Ocorreu um milagre no 4º dia da Mostra de Cinema de Gostoso. Não fui cozido lentamente na tenda. Vitaminaram os aparelhos de ar-condicionado e o lugar ficou só quente, não insuportável como estava no dia anterior. Com isso, pude ver não só o curta potiguar, o decepcionante Castelo da Xelita, de Lara Ovídio, como o longa Carvão, de Carolina Markowicz.
O curta mostra que é preciso repensar essa coisa de colocar telas de computadores em filmes. Raramente fica bom, e num filme inteiro, mesmo que seja curta, acaba ficando um tanto preguiçoso. O longa de Markowicz tem alguns problemas que me pareceram da mesma ordem dos de Paloma, longa de Marcelo Gomes que encerrou a noite.

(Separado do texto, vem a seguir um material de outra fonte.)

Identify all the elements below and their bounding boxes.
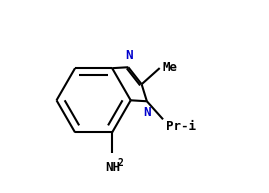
Text: Pr-i: Pr-i xyxy=(166,120,196,133)
Text: NH: NH xyxy=(105,161,121,174)
Text: N: N xyxy=(143,106,151,119)
Text: Me: Me xyxy=(162,61,178,74)
Text: 2: 2 xyxy=(118,158,124,168)
Text: N: N xyxy=(125,49,132,63)
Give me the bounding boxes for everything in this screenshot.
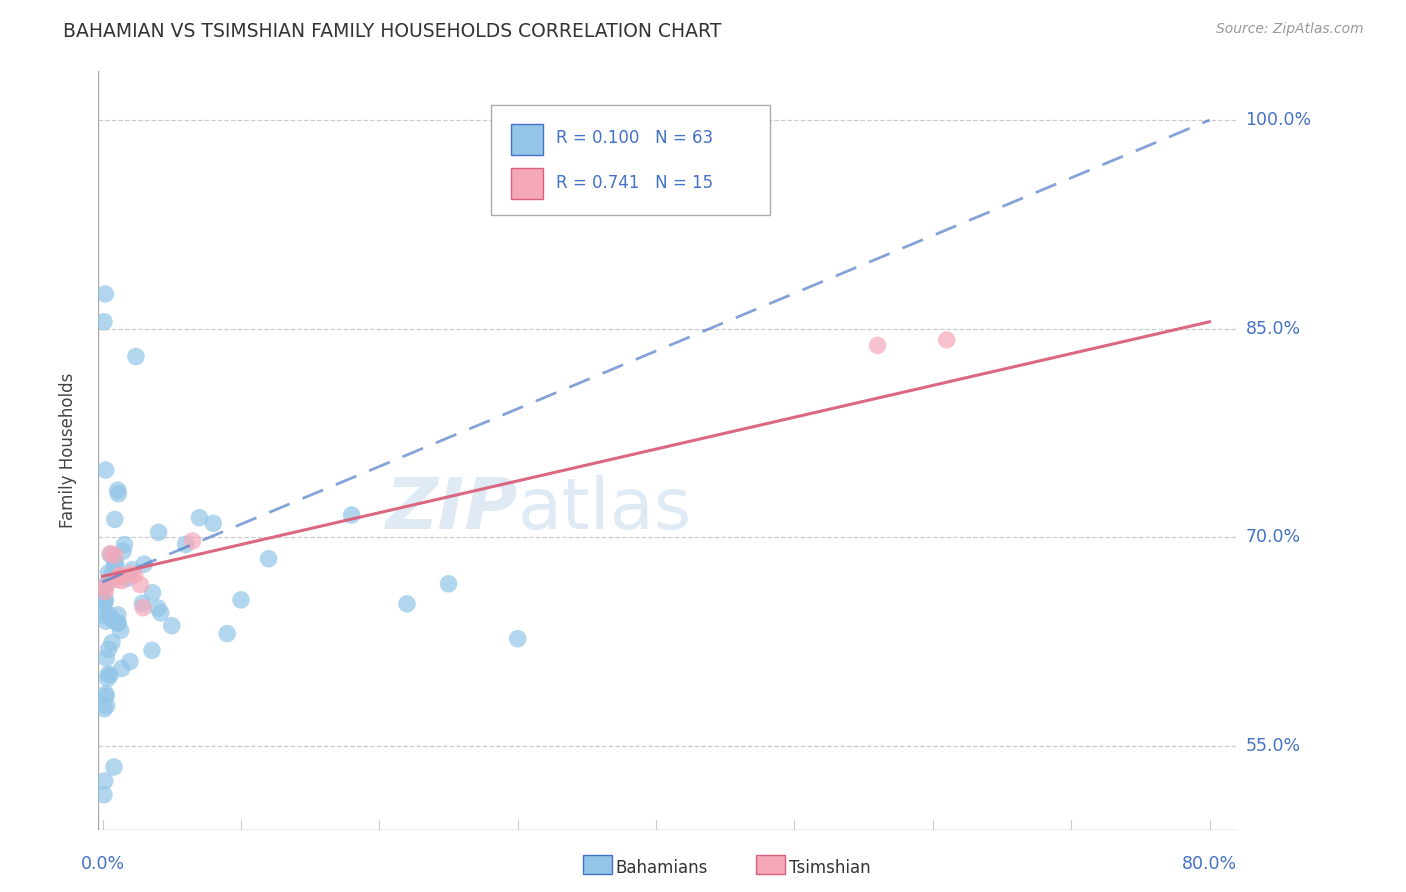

Problemas referentes ao comportamento de certos personagens e às soluções narrativas levadas por isso.
A trama de Carvão é meio bagunçada. É necessário colocar atores argentinos, dá para entender essa contrapartida. Mas logo como um traficante? E ainda um homem que se comporta como um anjo caído à Teorema até que uma reviravolta mal explicada (ou não entendi) muda o equilíbrio de forças? A outra obrigação é a luta política pela bissexualidade como condição natural das pessoas, o que tem sua força, sobretudo no cinema brasileiro, mas por vezes soa falso, como neste filme.
Paloma
A mesma coisa acontece com Paloma. Sabemos o mundo cão em que vivemos, e o preconceito que sofrem travestis e pessoas trans. Mas as mudanças de atitude do parceiro da protagonista são meio forçadas, parecem existir apenas para o efeito da dramaticidade, não como uma evolução natural de medos e preconceitos velados. Os atores, aliás, estão fracos no filme, que é todo das atrizes. No filme de Gomes esses problemas me pareceram menos graves, mas em compensação sua mise en scène é trôpega em alguns momentos, enquanto a de Carvão segue num bom nível até o fim.
Quando Fassbinder mostrou o mundo cão da diversidade sexual em sua obra-prima Num Ano Com Treze Luas, nada pareceu postiço na evolução dos personagens. Elvira (Volker Spengler) sofre as dores de suas escolhas e sofremos com ela. Existem pessoas à sua volta, não mecanismos de avançar tramas. No filme de Marcelo Gomes, o mundo cão surge à fórceps, como se fosse uma obrigação mostrar que travestis e trans sofrem e morrem por preconceito, como se já não fosse evidente. Por fim, há em Paloma a felicidade, que é mais bem resolvida em termos cinematográficos que o mundo cão: o assassinato de uma personagem tem um tratamento bem fraco nas escolhas de decupagem, enquanto os momentos mais felizes e a esperança do final, apesar da ironia da música que sobe com os créditos, conseguem nos comover porque parecem mais reais, talvez por serem mais bem filmados.
Infantaria
Finalmente, tivemos o melhor curta em competição, o alagoano Infantaria, de Laís Santos Araújo. Filme naturalmente feminista, que evita o panfleto e por isso tem muito mais força e alcance. Muito bem filmado com a exceção de umas duas cenas desculpáveis pela juventude da diretora, este belo curta mostra tanto o perigo dos abortos clandestinos quanto a ameaça do patriarcado, conforme Carla Oliveira me alertou. É do tipo de curta que cresce conforme pensamos nele, mas já no momento é perceptível o talento da diretora em alguns enquadramentos. Uma surpresa feliz para encerrar a competição.
Texto escrito pelo crítico e professor de cinema Sérgio Alpendre, especialmente para o Leitura Fílmica.